ガラッと音を立てて教室に入ってきた人物を見て、女子たちがざわざわと色めき立った。ここに彼が来ることは珍しいどころかもう日常になっているのだが、澤が居ない時に来るのは初めてのことだった。
端正な顔にいつものような柔らかな表情は無く、彼は無言のままスタスタと窓際で談笑しているグループに近づいていった。
「ぉわっ、びっくりした!」
「ふ、藤倉くんじゃん…」
「あの、悪いんだけど今澤は職員室で」
「知ってる」
無表情のままピシャリと言い放つと場の空気が一瞬ひやりと凍りつく。別に彼は怒っている訳でも、まして大声で怒鳴った訳でも無いのに、やけに響いた低音にそれまでざわざわとしていた教室内が一気に静まり返った。
その空気を気にも留めずに、藤倉はグループの一人に話し掛けた。
「あのさ、」
「お、おう…?」
「アンタ中学ん時から澤くんと仲良いよな」
「え、えと、まぁ…うん」
やはり把握されてたのか、と話し掛けられた男子生徒は少し怖くなった。冷や汗のせいか手の平がじんわり湿ってくる。

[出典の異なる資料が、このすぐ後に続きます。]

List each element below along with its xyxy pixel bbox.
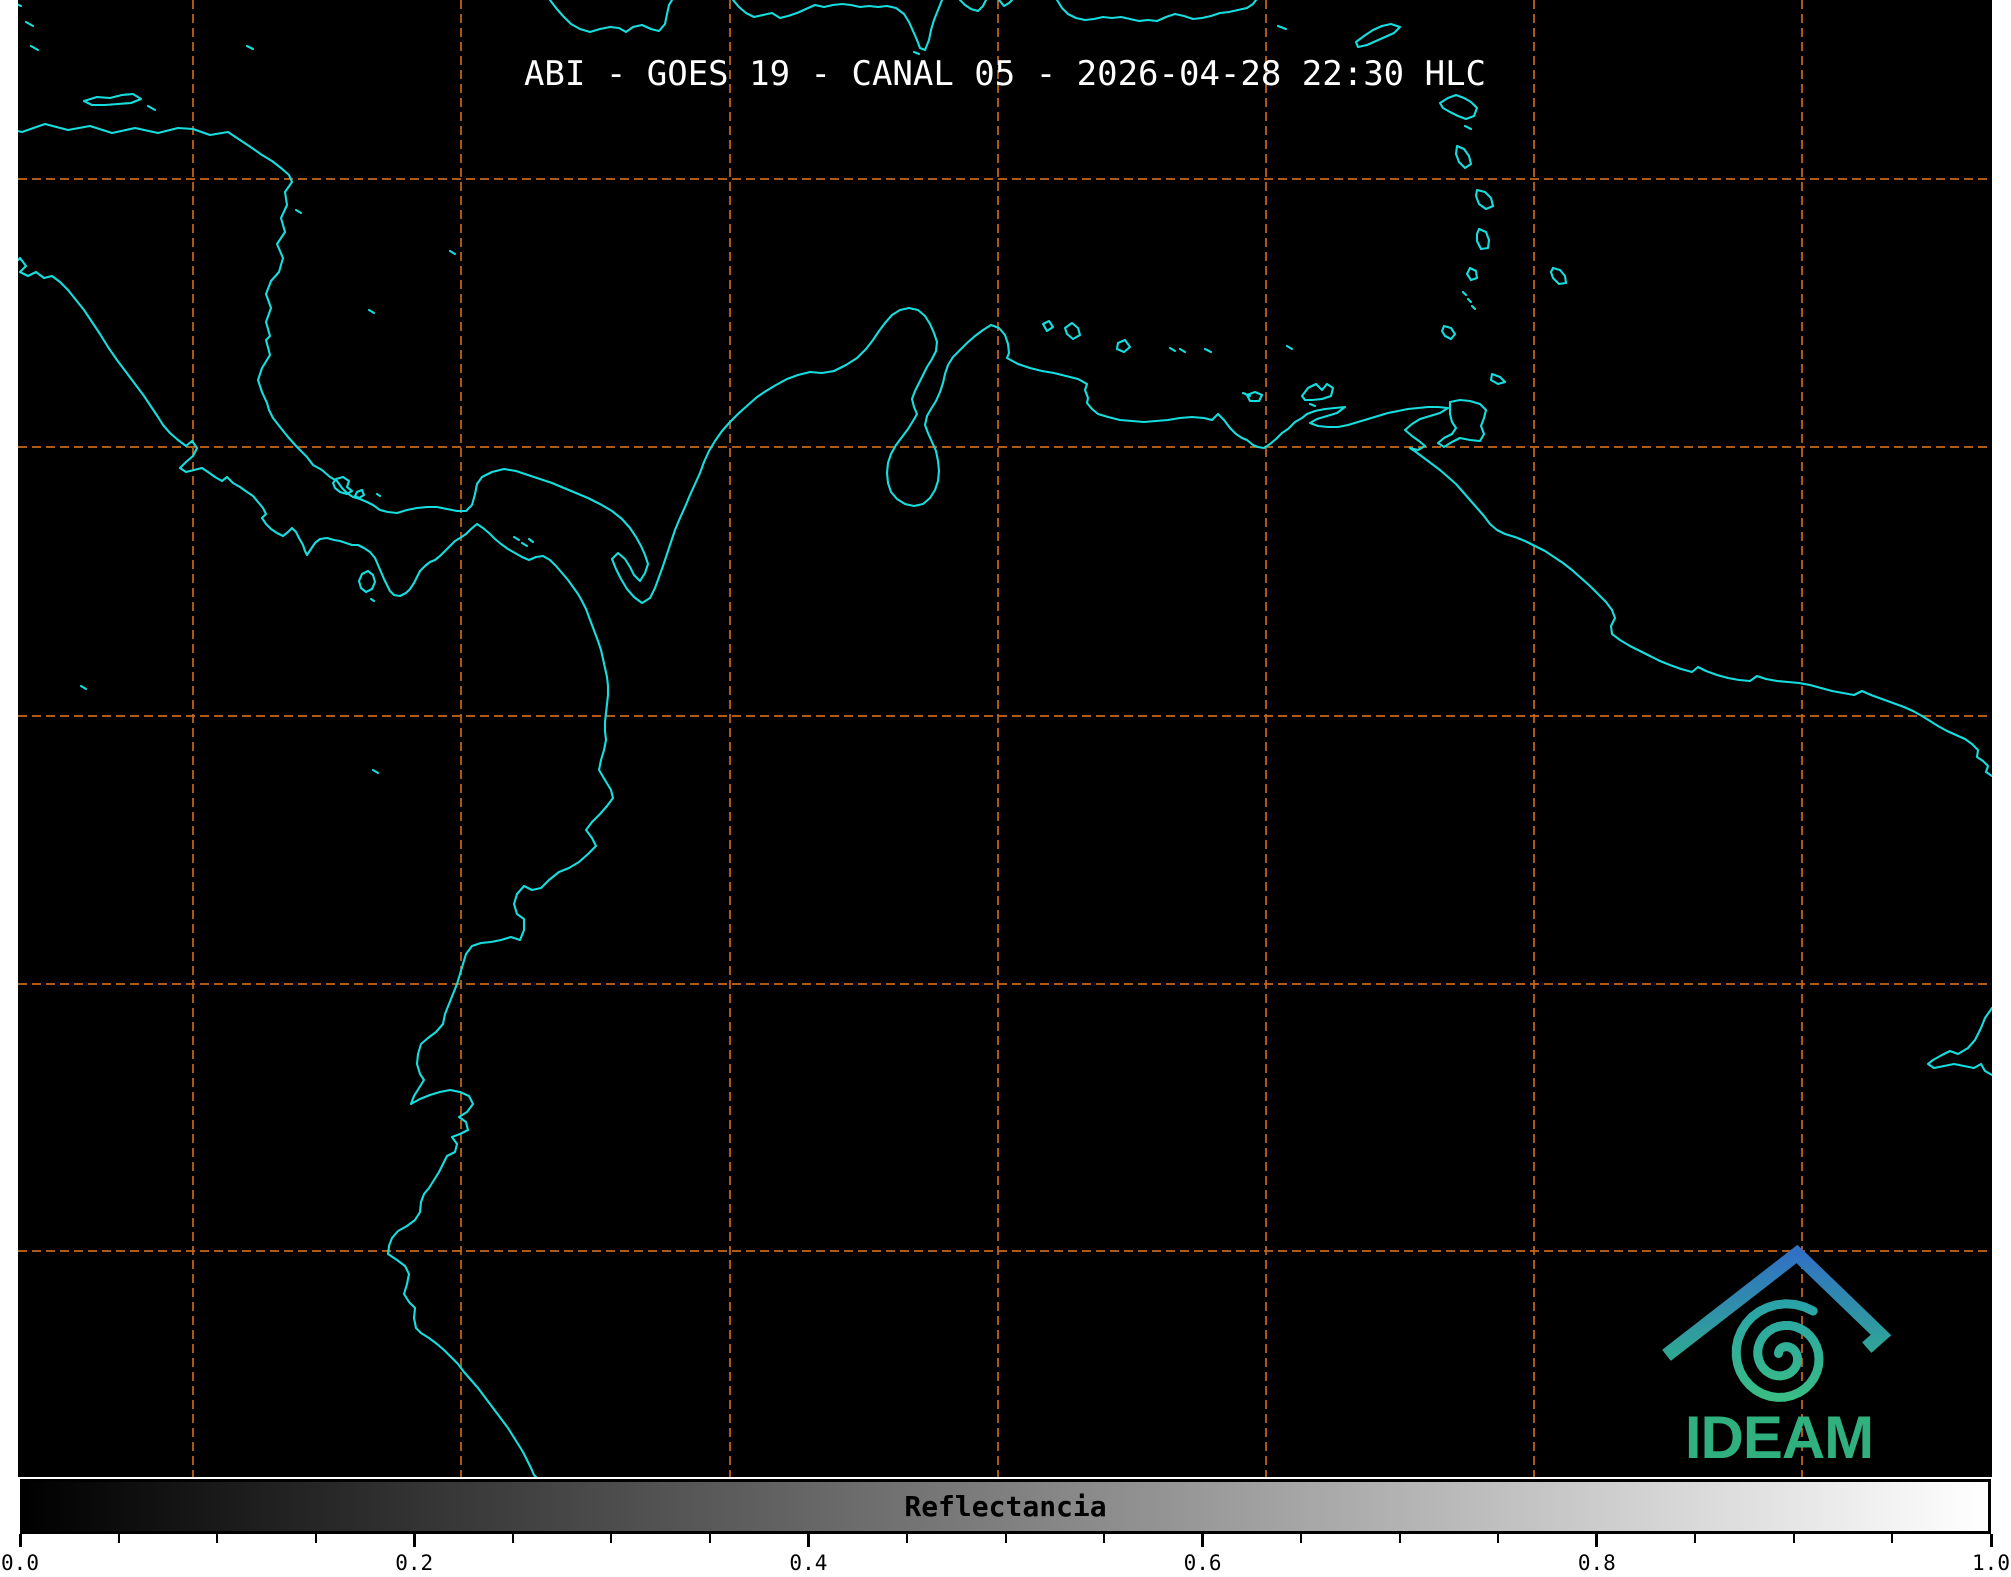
colorbar-minor-tick bbox=[1793, 1534, 1795, 1543]
colorbar-minor-tick bbox=[1300, 1534, 1302, 1543]
colorbar-minor-tick bbox=[512, 1534, 514, 1543]
logo-wordmark: IDEAM bbox=[1685, 1404, 1873, 1471]
satellite-map: IDEAM bbox=[0, 0, 2011, 1477]
colorbar-major-tick bbox=[19, 1534, 22, 1547]
colorbar-major-tick bbox=[1990, 1534, 1993, 1547]
colorbar-major-tick bbox=[413, 1534, 416, 1547]
colorbar-minor-tick bbox=[118, 1534, 120, 1543]
colorbar-minor-tick bbox=[1399, 1534, 1401, 1543]
colorbar-tick-label: 0.6 bbox=[1163, 1551, 1243, 1575]
colorbar-major-tick bbox=[807, 1534, 810, 1547]
colorbar-label: Reflectancia bbox=[23, 1490, 1988, 1523]
colorbar-minor-tick bbox=[610, 1534, 612, 1543]
colorbar-minor-tick bbox=[1891, 1534, 1893, 1543]
colorbar-minor-tick bbox=[1103, 1534, 1105, 1543]
colorbar-major-tick bbox=[1595, 1534, 1598, 1547]
colorbar-minor-tick bbox=[906, 1534, 908, 1543]
image-title: ABI - GOES 19 - CANAL 05 - 2026-04-28 22… bbox=[18, 54, 1992, 94]
colorbar-tick-label: 0.2 bbox=[374, 1551, 454, 1575]
colorbar-minor-tick bbox=[709, 1534, 711, 1543]
colorbar-minor-tick bbox=[1694, 1534, 1696, 1543]
colorbar-tick-label: 0.0 bbox=[0, 1551, 60, 1575]
reflectance-colorbar: Reflectancia bbox=[20, 1479, 1991, 1534]
colorbar-minor-tick bbox=[1005, 1534, 1007, 1543]
colorbar-tick-label: 1.0 bbox=[1951, 1551, 2011, 1575]
satellite-image-screen: IDEAM ABI - GOES 19 - CANAL 05 - 2026-04… bbox=[0, 0, 2011, 1577]
colorbar-minor-tick bbox=[216, 1534, 218, 1543]
colorbar-minor-tick bbox=[315, 1534, 317, 1543]
colorbar-tick-label: 0.8 bbox=[1557, 1551, 1637, 1575]
colorbar-major-tick bbox=[1201, 1534, 1204, 1547]
colorbar-minor-tick bbox=[1497, 1534, 1499, 1543]
colorbar-tick-label: 0.4 bbox=[768, 1551, 848, 1575]
map-black-background bbox=[18, 0, 1992, 1477]
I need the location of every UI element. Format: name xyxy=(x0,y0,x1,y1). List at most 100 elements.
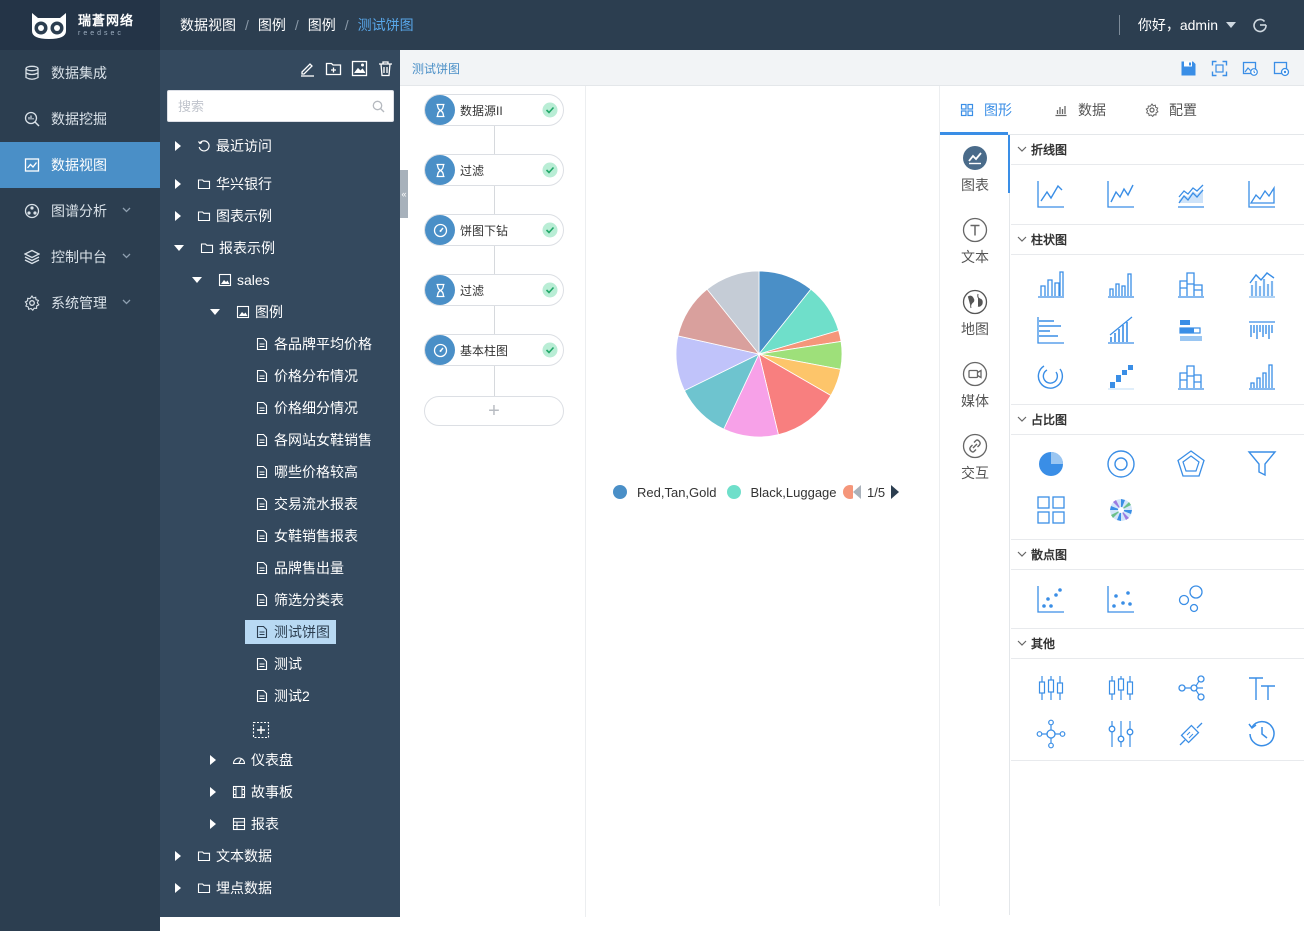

いつも遠目から見る大型犬のような彼と本当に同一人物なのかと疑いたくなるような、無表情。その彼から向けられる眼差しには何の色もなく、薄い唇は淡々と言葉を紡いだ。
「俺、クリスマス予定あるから」
「………へ?」
「だからさ、いつも通り澤くんも誘ってやってよ。寂しがってたからさ」
「え、いいのか?」
「ああ。よろしく」
それだけを言いに来たのか、要件を言い終えた藤倉が教室の出口へ足を向ける。
やっとこの謎の緊張感から解放されると男子生徒たちが安堵した途端、藤倉が何かを思い出したようにくるりと振り返って此方に戻ってきた。
「そうだ、言い忘れてたけど」
「な…何?」
「俺が誘うように言いに来たのは絶対内緒な。後…これは俺の個人的な我が儘なんだけどさぁ。あの子にベタベタ触るのは出来るだけやめろよ?じゃねぇと俺、」
「ひっ」と漏れた悲鳴は誰のものだったのだろうか。紡がれた言葉の続きとその威圧感に、やっぱり中学時代の数々の噂は真だったのだと、教室中の誰もが再認識したのだった。